A slate gray light filtered through the drapes into the room. As my eyes opened, I smiled. Bright skies and oppressive heat would have some time off this morning. Evening thunderstorms lingered, leaving a soft drizzle and a low-lying fog as its morning remnants. This morning would be a good morning to fish.  

Inspired by recent podcasts and tips from friends, I decided to use terrestrials, specifically ant and beetle patterns on a familiar reach of a nearby stream. Navigating an eroding, washed out entrance, I parked in the gravel lot near the trailhead. The empty parking lot was my second angling bright spot of the day. I followed the light rain as I drove and as I rigged my rod, the precipitation faded. 

I walked down the road from the lot toward the bridge with the intention to work my way upstream toward the trail. A great blue heron greeted me as I stepped through the rhododendron into the river. It did not seem happy to see me. The majestic hunter bowed its head and took a drink from the water. One last drink, then like an angry angler who had just been high holed, it huffed and took flight downstream. Making friends already, I felt guilty for forcing the heron from its hunting grounds.  

Checking my pockets, I realized I left my cell phone in my truck. Typically, I use the camera of my phone to track fish caught, and to document water conditions and inspiring settings. After a brief internal debate, I decided to not retrieve the phone, with the hope that fate would grant me the blessing of catching a personal best trout since I lacked the ability to document the catch. Laziness also factored into the decision, as another fifteen minutes of walking would take time from being on the river. I also committed to be more observant and mindful than normal, without the crutch of a camera or clock. 

I moved upstream from the heron’s perch and began to prospect in riffles and shallow runs. I took it as a promising sign that my fourth cast fell nicely in a seam adjacent to several submerged boulders. The drift was true and induced a strike from a beautiful brown trout. With either a late refusal or an early hook set, the connection was not made. I missed the fish, but gained helpful information on feeding lies of active fish. 

With some trepidation, I moved slowly upstream through the hazy fog. In the early morning with clouded skies, the river scene felt dreamlike, with the sensation that an unknown creature, real or fantastical, may suddenly emerge to change my state from dream to nightmare. I managed to stir several trout from their cover while keeping my imagination in check. Whether it was a wandering mind or not quite awake hand eye coordination, I was flubbing my chances.  

Around the first bend, I reached a steep, boulder cascade riffle that pushed flow into a deeper, “trout” green run.

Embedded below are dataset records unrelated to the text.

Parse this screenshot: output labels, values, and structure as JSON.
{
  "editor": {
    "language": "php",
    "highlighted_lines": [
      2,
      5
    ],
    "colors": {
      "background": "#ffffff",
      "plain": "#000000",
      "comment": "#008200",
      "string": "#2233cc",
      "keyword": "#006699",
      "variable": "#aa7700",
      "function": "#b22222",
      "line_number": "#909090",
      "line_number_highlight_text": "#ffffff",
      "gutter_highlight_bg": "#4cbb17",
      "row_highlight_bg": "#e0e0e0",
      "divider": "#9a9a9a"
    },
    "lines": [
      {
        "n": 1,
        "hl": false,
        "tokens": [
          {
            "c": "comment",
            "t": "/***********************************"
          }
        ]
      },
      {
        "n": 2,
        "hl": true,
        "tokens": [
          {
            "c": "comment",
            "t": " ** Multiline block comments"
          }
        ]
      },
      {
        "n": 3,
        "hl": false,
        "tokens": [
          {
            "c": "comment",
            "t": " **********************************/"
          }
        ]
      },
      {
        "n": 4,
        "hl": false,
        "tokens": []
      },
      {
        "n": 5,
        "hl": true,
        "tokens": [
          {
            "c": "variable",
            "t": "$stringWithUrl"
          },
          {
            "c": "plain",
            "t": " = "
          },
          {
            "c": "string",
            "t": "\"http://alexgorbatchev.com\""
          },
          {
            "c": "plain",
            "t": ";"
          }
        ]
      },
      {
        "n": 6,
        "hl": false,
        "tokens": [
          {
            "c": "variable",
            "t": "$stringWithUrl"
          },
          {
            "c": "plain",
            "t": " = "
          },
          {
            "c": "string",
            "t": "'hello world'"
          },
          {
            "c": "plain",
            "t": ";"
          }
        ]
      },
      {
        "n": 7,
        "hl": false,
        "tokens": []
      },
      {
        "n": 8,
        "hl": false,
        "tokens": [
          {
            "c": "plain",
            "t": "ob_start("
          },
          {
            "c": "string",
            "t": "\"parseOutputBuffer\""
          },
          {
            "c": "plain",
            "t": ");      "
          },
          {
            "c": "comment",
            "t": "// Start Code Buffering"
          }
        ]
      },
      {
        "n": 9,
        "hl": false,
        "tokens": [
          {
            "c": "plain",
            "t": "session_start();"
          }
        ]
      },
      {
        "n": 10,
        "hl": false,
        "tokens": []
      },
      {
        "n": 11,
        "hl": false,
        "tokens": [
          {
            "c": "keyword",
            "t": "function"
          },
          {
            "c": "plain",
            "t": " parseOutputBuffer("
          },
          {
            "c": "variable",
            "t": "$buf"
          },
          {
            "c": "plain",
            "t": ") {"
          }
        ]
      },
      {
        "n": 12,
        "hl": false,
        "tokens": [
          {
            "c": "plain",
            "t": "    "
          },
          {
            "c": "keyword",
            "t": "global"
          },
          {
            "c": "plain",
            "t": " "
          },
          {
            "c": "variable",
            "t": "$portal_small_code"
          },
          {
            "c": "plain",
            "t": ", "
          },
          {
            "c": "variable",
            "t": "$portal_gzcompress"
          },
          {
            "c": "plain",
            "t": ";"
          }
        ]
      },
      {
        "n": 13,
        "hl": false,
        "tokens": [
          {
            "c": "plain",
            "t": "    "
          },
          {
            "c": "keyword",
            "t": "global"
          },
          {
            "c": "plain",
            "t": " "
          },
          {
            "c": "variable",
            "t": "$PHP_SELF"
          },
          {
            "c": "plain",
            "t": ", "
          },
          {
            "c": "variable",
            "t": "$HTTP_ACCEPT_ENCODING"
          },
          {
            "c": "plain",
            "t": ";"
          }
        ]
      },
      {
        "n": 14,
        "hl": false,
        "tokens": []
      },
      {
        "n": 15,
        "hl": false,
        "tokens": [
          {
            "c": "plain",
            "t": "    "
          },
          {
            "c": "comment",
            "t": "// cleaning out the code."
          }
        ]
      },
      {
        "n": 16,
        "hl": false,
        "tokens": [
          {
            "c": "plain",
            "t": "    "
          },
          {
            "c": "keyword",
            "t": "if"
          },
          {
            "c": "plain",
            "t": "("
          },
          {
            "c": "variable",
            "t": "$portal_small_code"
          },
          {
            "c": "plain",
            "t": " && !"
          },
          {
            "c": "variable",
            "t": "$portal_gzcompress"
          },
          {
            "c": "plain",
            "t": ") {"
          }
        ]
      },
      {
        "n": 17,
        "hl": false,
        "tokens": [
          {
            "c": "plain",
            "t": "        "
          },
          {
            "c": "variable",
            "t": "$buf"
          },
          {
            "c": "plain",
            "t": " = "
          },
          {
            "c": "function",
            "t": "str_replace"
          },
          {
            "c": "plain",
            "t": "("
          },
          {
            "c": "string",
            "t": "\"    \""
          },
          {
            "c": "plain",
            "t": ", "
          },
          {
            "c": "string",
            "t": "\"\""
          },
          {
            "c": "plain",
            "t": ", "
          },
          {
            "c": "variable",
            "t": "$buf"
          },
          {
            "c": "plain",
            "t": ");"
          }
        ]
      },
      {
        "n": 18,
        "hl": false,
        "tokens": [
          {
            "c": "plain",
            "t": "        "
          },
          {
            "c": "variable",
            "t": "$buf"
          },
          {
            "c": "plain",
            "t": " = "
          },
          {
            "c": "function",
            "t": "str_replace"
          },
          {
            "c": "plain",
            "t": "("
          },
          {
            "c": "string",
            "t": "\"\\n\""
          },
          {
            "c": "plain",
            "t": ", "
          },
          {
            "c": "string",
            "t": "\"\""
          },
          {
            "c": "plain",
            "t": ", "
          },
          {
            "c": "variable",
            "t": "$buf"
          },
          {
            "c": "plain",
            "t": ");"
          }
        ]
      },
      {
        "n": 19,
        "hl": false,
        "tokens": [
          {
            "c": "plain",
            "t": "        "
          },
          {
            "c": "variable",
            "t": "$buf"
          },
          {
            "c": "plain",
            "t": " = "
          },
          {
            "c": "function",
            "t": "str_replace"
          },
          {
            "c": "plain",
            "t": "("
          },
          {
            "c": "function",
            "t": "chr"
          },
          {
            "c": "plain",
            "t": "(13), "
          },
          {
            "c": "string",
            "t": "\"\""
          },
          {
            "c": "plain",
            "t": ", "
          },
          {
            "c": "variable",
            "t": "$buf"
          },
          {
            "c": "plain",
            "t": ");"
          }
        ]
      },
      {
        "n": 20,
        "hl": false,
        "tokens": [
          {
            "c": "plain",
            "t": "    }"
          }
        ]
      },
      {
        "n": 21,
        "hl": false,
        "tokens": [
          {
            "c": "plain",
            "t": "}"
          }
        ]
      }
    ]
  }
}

My second cast found the main seam of flow from between two protruding boulders. As the fly passed the boulder chute and entered the deeper, darker water, a gold-bodied trout rose and with a fearless commitment, it engulfed the fly and turned to find its hiding place. I lifted the rod and set the hook. With a strong tug and several jumps, the fish did its best to continue its ferocity until it reached the net.

Three casts later, I hooked and landed an equally beautiful 8-inch brown trout from similar water. Moments later, just upstream from the cascade, I cast along a fallen, submerged log. Within an inch of crossing over the log, a small rainbow trout surprised me with an aggressive take of the fly. 

My success led to a short period of hubris where I was forcing longer casts and producing poor drifts, tangled lines, and lost flies. After struggling and losing my favorite parachute ant fly, I knew I had to settle down. A few deep breaths and some reflective time observing the beautiful rhododendrons, hemlocks, red oaks, and tulip poplars helped me to regain my focus. 

Voices on the trail above me interrupted my solitude and I guessed it was late morning, when hikers or tubers would be joining me on the river. With a promising run ahead of me, I decided a few more casts wouldn’t hurt. Another willing rainbow trout was fooled by the ant. I thought back to my interruption of the blue heron and realized now maybe it was my time to give way to others and fly off. Without catching the largest fish of my life, I left after catching the rainbow. Leaving on a catch, like a walk-off home run, helps me to carry the success and lessons learned from my time on the water.

Keep Mending… 

3 Replies to “Ending on a Caught Fish”

  1. The blue heron always seems beautiful and majestic. “ Around the first bend, I reached a steep, boulder cascade riffle that pushed flow into a deeper, “trout” green run.”
    ….what a lovely word picture!

  2. Great blog Scott – your writing really makes one feel like you are there – always enjoy reading these as I start the week!